La espectacular ruptura entre Elon Musk y Donald Trump ofrece un experimento en tiempo real sobre los límites de la riqueza frente a la resistencia del poder institucional.

Lo que comenzó como admiración mutua -dos hombres que entendían la necesidad del otro de validación constante- se desplomó en una demostración de la verdad más básica de la democracia: la autoridad legítima no puede comprarse, solo tomarse prestada.

El episodio resulta instructivo porque ambos personajes representan patologías gemelas.

Musk encarna la fantasía tecnológica de que la innovación puede trascender las limitaciones políticas tradicionales, mientras que Trump personifica la creencia de que el carisma mediático puede sustituir la competencia institucional.

Su alianza temporal fue, en cierto sentido, inevitable. Cada uno necesitaba lo que el otro poseía en abundancia, pero la duración del romance siempre fue un signo de interrogación.

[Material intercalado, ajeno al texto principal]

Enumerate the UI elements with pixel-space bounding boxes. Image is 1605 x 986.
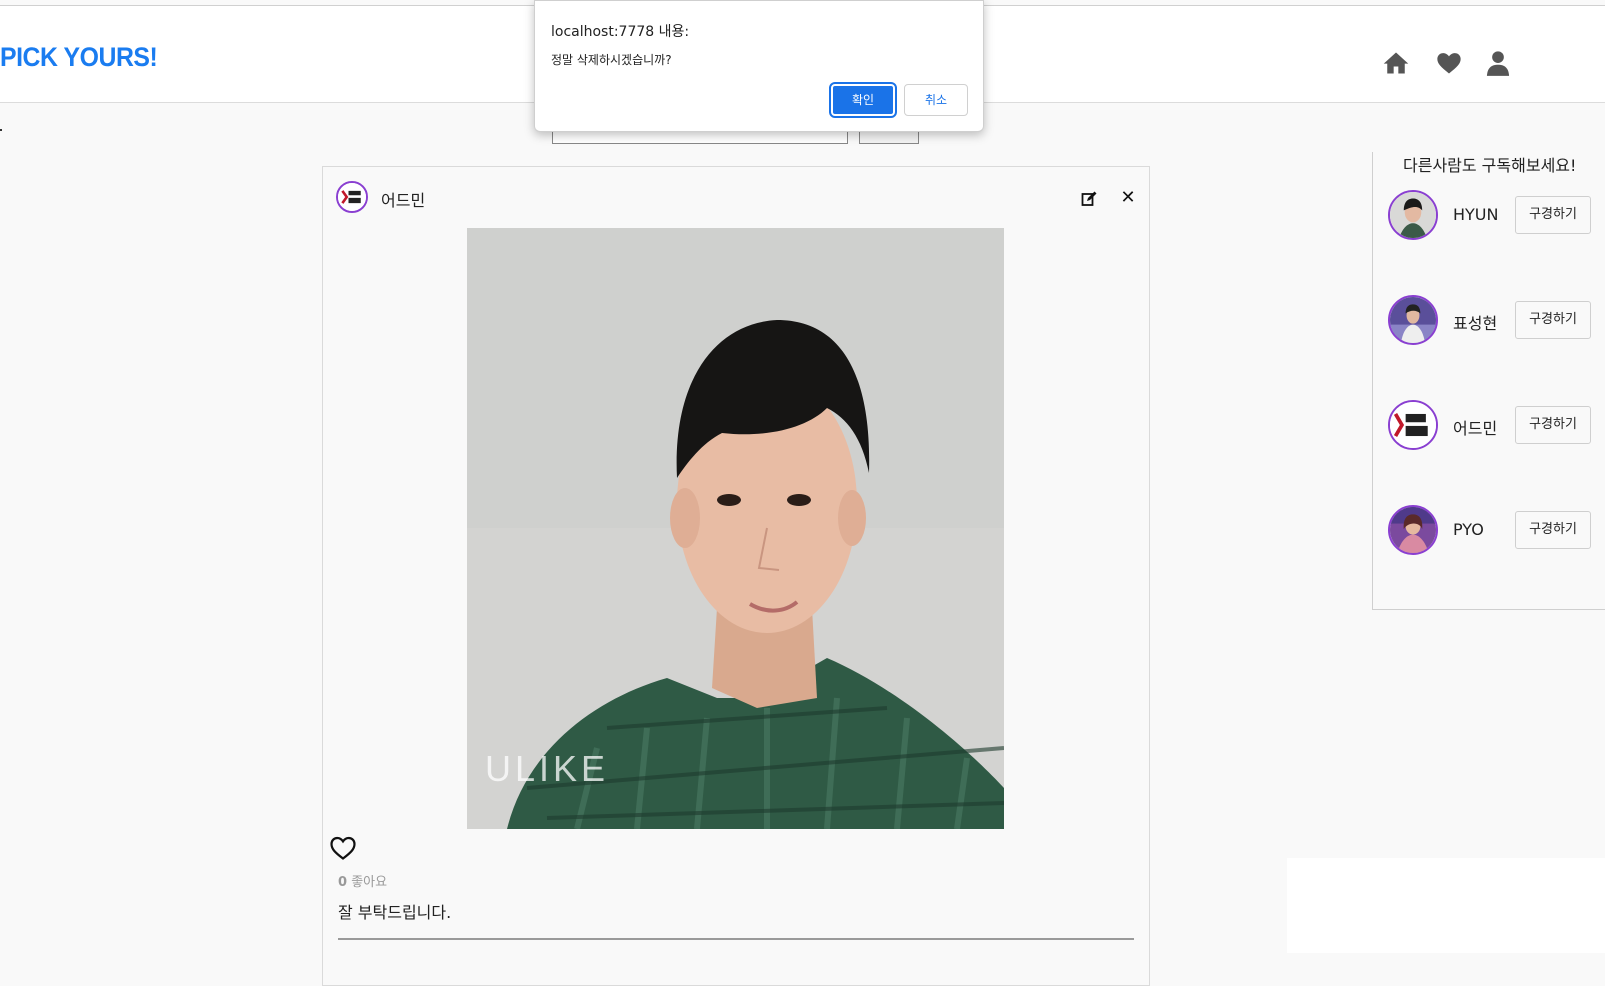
user-name[interactable]: HYUN (1453, 205, 1498, 224)
like-heart-icon[interactable] (329, 835, 357, 861)
user-name[interactable]: PYO (1453, 520, 1484, 539)
post-photo: ULIKE (467, 228, 1004, 829)
user-avatar[interactable] (1388, 190, 1438, 240)
edit-icon[interactable] (1081, 191, 1097, 207)
user-icon[interactable] (1484, 49, 1512, 77)
stray-dot (0, 129, 2, 131)
dialog-message: 정말 삭제하시겠습니까? (551, 53, 672, 67)
home-icon[interactable] (1382, 49, 1410, 77)
ok-button[interactable]: 확인 (829, 82, 897, 118)
suggestion-item: 어드민 구경하기 (1388, 400, 1605, 452)
post-author-name[interactable]: 어드민 (381, 187, 425, 211)
user-name[interactable]: 표성현 (1453, 310, 1497, 334)
user-avatar[interactable] (1388, 400, 1438, 450)
suggestion-title: 다른사람도 구독해보세요! (1403, 156, 1577, 175)
logo[interactable]: PICK YOURS! (0, 42, 158, 73)
delete-icon[interactable]: ✕ (1118, 188, 1138, 208)
post-caption: 잘 부탁드립니다. (338, 903, 452, 922)
user-avatar[interactable] (1388, 295, 1438, 345)
visit-button[interactable]: 구경하기 (1515, 301, 1591, 339)
heart-icon[interactable] (1435, 49, 1463, 77)
user-avatar[interactable] (1388, 505, 1438, 555)
dialog-title: localhost:7778 내용: (551, 24, 690, 40)
suggestion-panel: 다른사람도 구독해보세요! HYUN 구경하기 표성현 구경하기 어드민 구경하… (1372, 152, 1605, 610)
user-name[interactable]: 어드민 (1453, 415, 1497, 439)
visit-button[interactable]: 구경하기 (1515, 511, 1591, 549)
blank-panel (1287, 858, 1605, 953)
like-count: 0 좋아요 (338, 875, 388, 890)
visit-button[interactable]: 구경하기 (1515, 196, 1591, 234)
suggestion-item: 표성현 구경하기 (1388, 295, 1605, 347)
cancel-button[interactable]: 취소 (904, 84, 968, 116)
photo-watermark: ULIKE (485, 748, 610, 789)
post-author-avatar[interactable] (336, 181, 368, 213)
suggestion-item: PYO 구경하기 (1388, 505, 1605, 557)
confirm-dialog: localhost:7778 내용: 정말 삭제하시겠습니까? 확인 취소 (534, 0, 984, 132)
post-divider (338, 938, 1134, 940)
post-card: 어드민 ✕ ULIKE 0 좋아요 잘 부탁드립니다. (322, 166, 1150, 986)
suggestion-item: HYUN 구경하기 (1388, 190, 1605, 242)
visit-button[interactable]: 구경하기 (1515, 406, 1591, 444)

Musk, el visionario tecnológico con una comprensión adolescen- te de la política, creyó que sus US$ 300 millones en apoyo electoral le daban derecho a una sociedad más que a mera influencia.

Trump, que ha pasado décadas perfeccionando el arte de usar a las personas antes de descartarlas, nunca iba a tolerar que un subordinado se atribuyera el mérito de su victoria.

Cuando Musk declaró: “Sin mí, habría perdido”, reveló el malentendido fatal que condenó su alianza.

La causa inmediata -una disputa sobre un proyecto de ley que ampliaba el gasto y afectaba los créditos fiscales para vehículos eléctricos- importa menos que lo que iluminó.

La furia de Musk por haber sido “traicionado” en materia política sugiere que malinterpretó la naturaleza de su relación. Nunca fue un socio; era un activo. En el momento en que dejó de ser útil -o peor, se volvió inconveniente- se reveló el verdadero carácter del vínculo.

Cuando Trump desestimó a Musk como “el hombre que perdió la cabeza” y dijo no estar “particularmente interesado” en hablar con él, no fue petulancia.

Cuando se supo que considera vender su Tesla rojo, estacionado desde hace semanas en la Casa Blanca, el gesto -trivial en apariencia- cobró valor simbólico. El auto, que Trump había comprado como muestra de “apoyo patriótico” a la causa eléctrica de Musk, se convirtió en una reliquia incómoda de una amistad rota.

Hace unos meses, Musk proclamaba su amor por Trump “tanto como un hombre heterosexual puede amar a otro hombre”.

La semana pasada, el presidente lo catalogaba como “uno de los más grandes líderes empresariales e innovadores que el mundo haya producido jamás”. Unos días después, esa misma pasión se transformó en acusaciones de traición e “ignorancia fiscal”.

La política siempre ha tenido elementos teatrales. Rara vez el drama ha sido tan literal, tan inconscientemente construido para el consumo mediático.

La respuesta de Musk de amenazar con crear un “nuevo partido político” para el “80% del centro” revela la mentalidad de Silicon Valley. Cuando tu plataforma falla, construyes otra.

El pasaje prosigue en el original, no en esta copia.